The ADH does not specify how long you can expect to wait for your MMJ card, but it does state that your card will be valid for one year. You are allowed to buy up to 2.5 ounces from a licensed dispensary every 14 days. Sadly, registered patients and their caregivers are not allowed to grow their own weed.

The program is fairly broad, and you can purchase oils, tinctures, flower products, edibles, concentrates, topicals, pills, and vape liquids. As part of the Medical Marijuana Act, a list of 32 dispensaries was released in February 2019.

What Are the Medical Cannabis Card Costs in Arkansas?

The cost of applying to the ADH for an MMJ card is $50; a non-refundable fee. The price associated with a doctor’s consultation varies from $120 all the way to $250. Doctors tend to charge $150 or less if you are one of their ‘established’ patients.

According to the Arkansas Times, Fort Smith Medical is one of the cheapest at $120 while Dr. William Piechal, who operates in Fayetteville, charges $150 if you are an established patient, and $250 if you are new. Dr. Jeremy Grant in El Dorado, Dr. Tammy Post of Bentonville, and Dr. Joseph Tucker of Texarkana all charge $250 or more.

What Are the Qualifying Conditions Required to Get a Medical Marijuana Card in Arkansas?

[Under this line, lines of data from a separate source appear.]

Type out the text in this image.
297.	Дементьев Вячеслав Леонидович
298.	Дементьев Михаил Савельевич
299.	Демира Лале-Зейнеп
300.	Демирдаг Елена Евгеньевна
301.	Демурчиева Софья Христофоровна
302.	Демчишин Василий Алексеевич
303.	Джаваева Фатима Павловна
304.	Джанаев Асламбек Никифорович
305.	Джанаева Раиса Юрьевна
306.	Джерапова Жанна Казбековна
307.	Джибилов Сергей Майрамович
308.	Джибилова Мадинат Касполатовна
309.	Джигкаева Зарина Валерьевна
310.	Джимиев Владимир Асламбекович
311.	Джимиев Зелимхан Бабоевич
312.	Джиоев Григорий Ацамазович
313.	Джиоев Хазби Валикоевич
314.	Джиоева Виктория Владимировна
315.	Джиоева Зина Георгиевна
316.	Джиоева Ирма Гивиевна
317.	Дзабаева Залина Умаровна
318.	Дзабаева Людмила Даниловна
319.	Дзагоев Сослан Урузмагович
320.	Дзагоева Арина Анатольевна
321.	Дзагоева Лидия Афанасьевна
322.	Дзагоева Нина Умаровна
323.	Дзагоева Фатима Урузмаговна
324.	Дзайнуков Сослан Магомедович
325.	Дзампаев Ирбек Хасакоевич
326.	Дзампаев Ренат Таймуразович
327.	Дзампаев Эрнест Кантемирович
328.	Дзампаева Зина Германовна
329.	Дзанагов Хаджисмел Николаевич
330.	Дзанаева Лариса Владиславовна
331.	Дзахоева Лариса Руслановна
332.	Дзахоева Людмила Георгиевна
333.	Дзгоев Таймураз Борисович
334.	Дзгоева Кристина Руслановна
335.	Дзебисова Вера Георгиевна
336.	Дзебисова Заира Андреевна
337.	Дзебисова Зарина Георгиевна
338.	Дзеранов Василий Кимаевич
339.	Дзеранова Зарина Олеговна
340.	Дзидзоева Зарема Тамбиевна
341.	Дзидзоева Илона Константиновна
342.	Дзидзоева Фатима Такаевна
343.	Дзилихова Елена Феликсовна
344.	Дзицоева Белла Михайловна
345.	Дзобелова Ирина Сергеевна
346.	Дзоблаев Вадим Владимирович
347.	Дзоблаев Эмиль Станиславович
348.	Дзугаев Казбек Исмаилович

The list of qualifying conditions is detailed:

  • Crohn’s Disease
  • Alzheimer’s Disease
  • Fibromyalgia
  • Glaucoma
  • Cancer
  • ALS
  • Hepatitis C
  • PTSD
  • Severe arthritis
  • Ulcerative colitis
  • Cachexia/Wasting syndrome
  • Severe nausea
  • Intractable pain that hasn’t responded to traditional forms of treatment over a period of six months
  • Tourette’s syndrome
  • Seizures such as those associated with epilepsy
  • Severe and persistent muscle spasms such as those associated with MS

If you don’t have one of the above medical conditions, you may still be eligible. You need to petition the ADH for consideration of your illness. The department will have a hearing and decide whether your petition is to be approved or denied within 120 days of submission.

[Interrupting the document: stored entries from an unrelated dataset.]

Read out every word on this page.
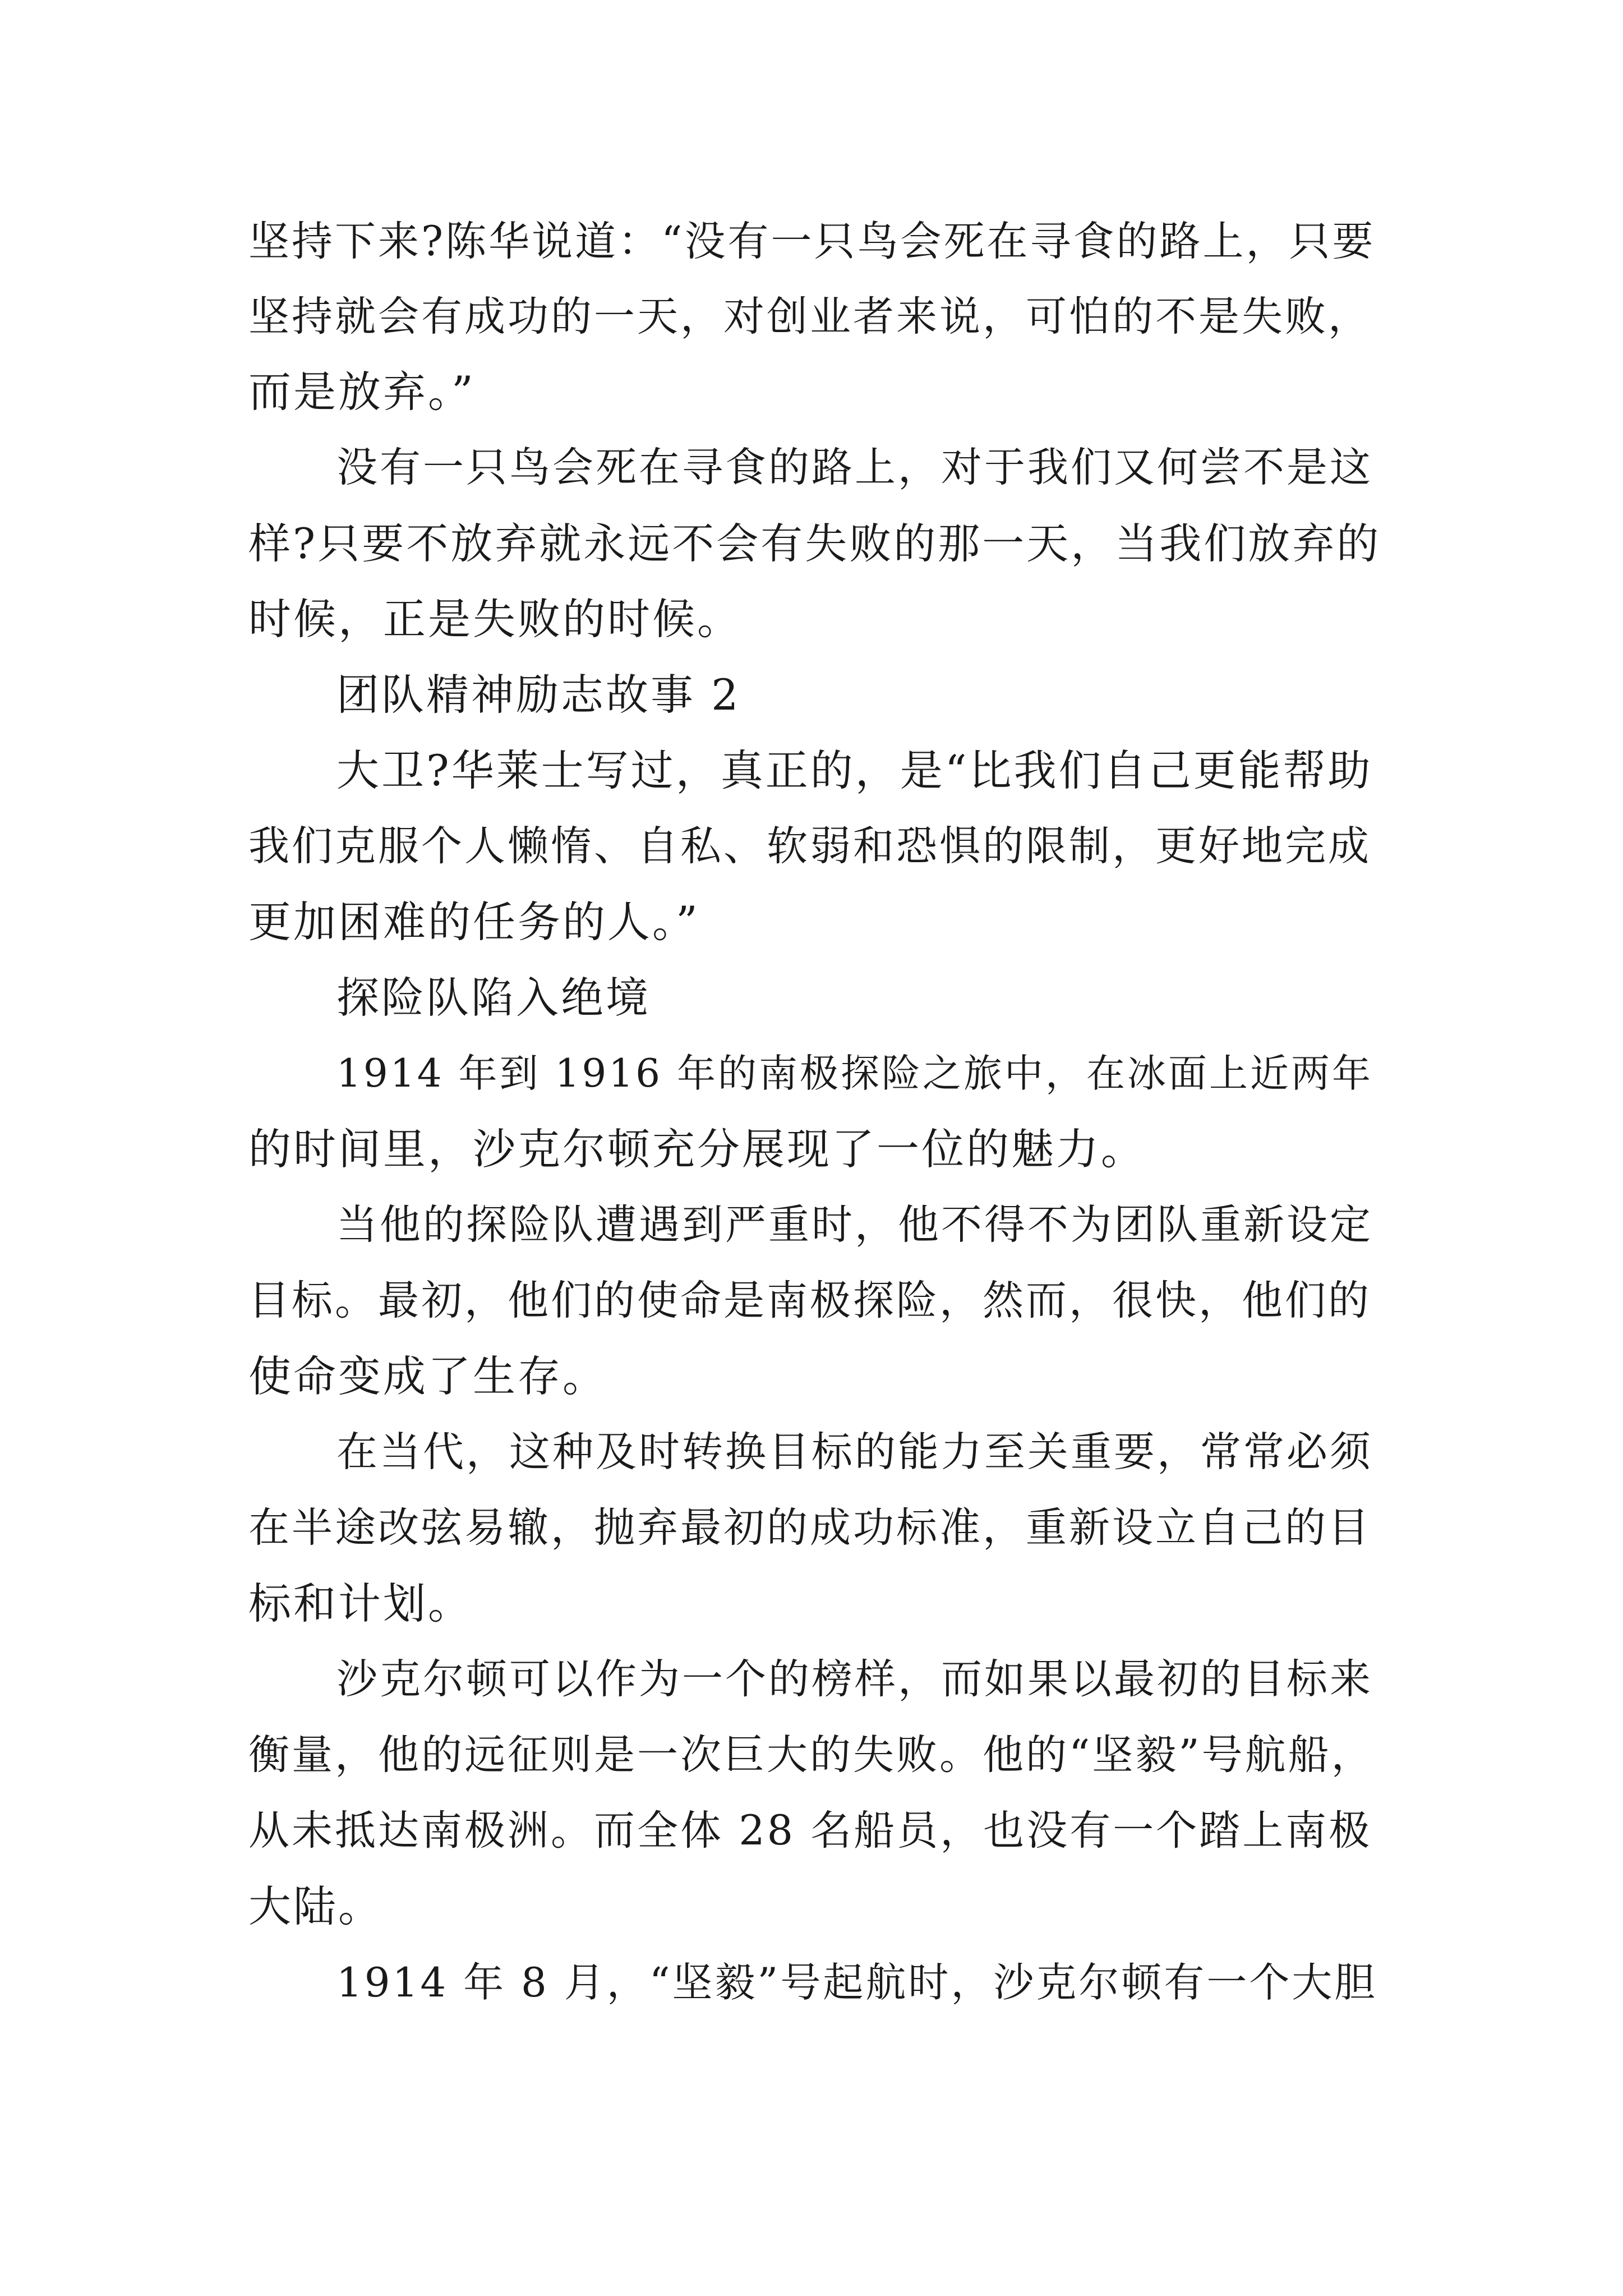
坚持下来?陈华说道：“没有一只鸟会死在寻食的路上，只要
坚持就会有成功的一天，对创业者来说，可怕的不是失败，
而是放弃。”
没有一只鸟会死在寻食的路上，对于我们又何尝不是这
样?只要不放弃就永远不会有失败的那一天，当我们放弃的
时候，正是失败的时候。
团队精神励志故事 2
大卫?华莱士写过，真正的，是“比我们自己更能帮助
我们克服个人懒惰、自私、软弱和恐惧的限制，更好地完成
更加困难的任务的人。”
探险队陷入绝境
1914 年到 1916 年的南极探险之旅中，在冰面上近两年
的时间里，沙克尔顿充分展现了一位的魅力。
当他的探险队遭遇到严重时，他不得不为团队重新设定
目标。最初，他们的使命是南极探险，然而，很快，他们的
使命变成了生存。
在当代，这种及时转换目标的能力至关重要，常常必须
在半途改弦易辙，抛弃最初的成功标准，重新设立自己的目
标和计划。
沙克尔顿可以作为一个的榜样，而如果以最初的目标来
衡量，他的远征则是一次巨大的失败。他的“坚毅”号航船，
从未抵达南极洲。而全体 28 名船员，也没有一个踏上南极
大陆。
1914 年 8 月，“坚毅”号起航时，沙克尔顿有一个大胆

Other Important Information on the Arkansas Medical Marijuana License Process

Designated Caregivers

This is an individual who is selected by a qualifying patient as the person authorized to possess, purchase from a licensed dispensary, dispense, and aid the patient in the consumption of medical marijuana. Caregivers must apply for a registry card and can buy and possess up to 2.5 ounces of weed on behalf of the patient.

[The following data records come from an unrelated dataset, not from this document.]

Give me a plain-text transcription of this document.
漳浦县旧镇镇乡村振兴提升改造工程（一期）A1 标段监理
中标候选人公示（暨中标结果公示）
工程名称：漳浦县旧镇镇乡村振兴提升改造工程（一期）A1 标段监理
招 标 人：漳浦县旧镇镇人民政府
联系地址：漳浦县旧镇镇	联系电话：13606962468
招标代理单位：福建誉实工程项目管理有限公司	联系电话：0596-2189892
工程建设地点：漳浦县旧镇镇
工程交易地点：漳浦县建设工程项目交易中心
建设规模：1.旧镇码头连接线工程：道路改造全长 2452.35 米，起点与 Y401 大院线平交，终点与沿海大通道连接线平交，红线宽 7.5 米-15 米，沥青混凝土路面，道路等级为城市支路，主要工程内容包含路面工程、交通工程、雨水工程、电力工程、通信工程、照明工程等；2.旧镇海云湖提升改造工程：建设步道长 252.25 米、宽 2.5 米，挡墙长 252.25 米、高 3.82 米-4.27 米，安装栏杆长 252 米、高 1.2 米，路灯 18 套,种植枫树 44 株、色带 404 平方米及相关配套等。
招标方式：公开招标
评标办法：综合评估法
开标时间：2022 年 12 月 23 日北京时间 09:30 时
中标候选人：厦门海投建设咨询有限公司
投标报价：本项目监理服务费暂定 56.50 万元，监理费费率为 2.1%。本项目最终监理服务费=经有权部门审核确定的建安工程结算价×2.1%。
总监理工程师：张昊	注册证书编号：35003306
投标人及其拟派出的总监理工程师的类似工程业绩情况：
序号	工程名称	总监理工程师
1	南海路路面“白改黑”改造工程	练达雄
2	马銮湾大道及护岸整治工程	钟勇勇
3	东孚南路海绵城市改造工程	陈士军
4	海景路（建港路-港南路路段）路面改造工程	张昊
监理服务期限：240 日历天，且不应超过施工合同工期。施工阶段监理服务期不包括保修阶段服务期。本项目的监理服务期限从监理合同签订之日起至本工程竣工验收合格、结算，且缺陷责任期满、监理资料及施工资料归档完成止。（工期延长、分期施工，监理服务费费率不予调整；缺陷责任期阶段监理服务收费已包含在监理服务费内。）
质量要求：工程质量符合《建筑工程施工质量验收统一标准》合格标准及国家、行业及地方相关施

Qualifying patients aged 17 or under must get one of their parents, or a legal guardian, to register as a caregiver on their behalf. Caregivers in Arkansas are allowed to serve more than one patient with a qualifying condition. For the record, employers in the state are not allowed to discriminate against an individual, be it through hiring or termination of a contract, based on that person’s past or present status as a caregiver.

Use of Marijuana

Although you have the freedom to purchase different types of marijuana, Arkansas lawmakers passed a bill which prohibits you from using medical cannabis anywhere that tobacco is also banned. You are not allowed to smoke weed if under the age of 21, and cannot knowingly smoke the herb in the presence of a pregnant woman or anyone under the age of 14.

As a result, use of medical marijuana is banned on the grounds of preschools, primary or secondary schools, on a school bus, in any motor vehicle, correctional facility, private residences licensed to provide childcare or any public place.


If you are a registered patient in another state and have a valid MMJ card, you can obtain cannabis from a licensed dispensary if visiting Arkansas.

Bear in mind that you must have your MMJ card on your person at all times. Once the card expires, you lose your legal protection, so make sure you reapply well in advance of the deadline so that there isn’t a gap in coverage.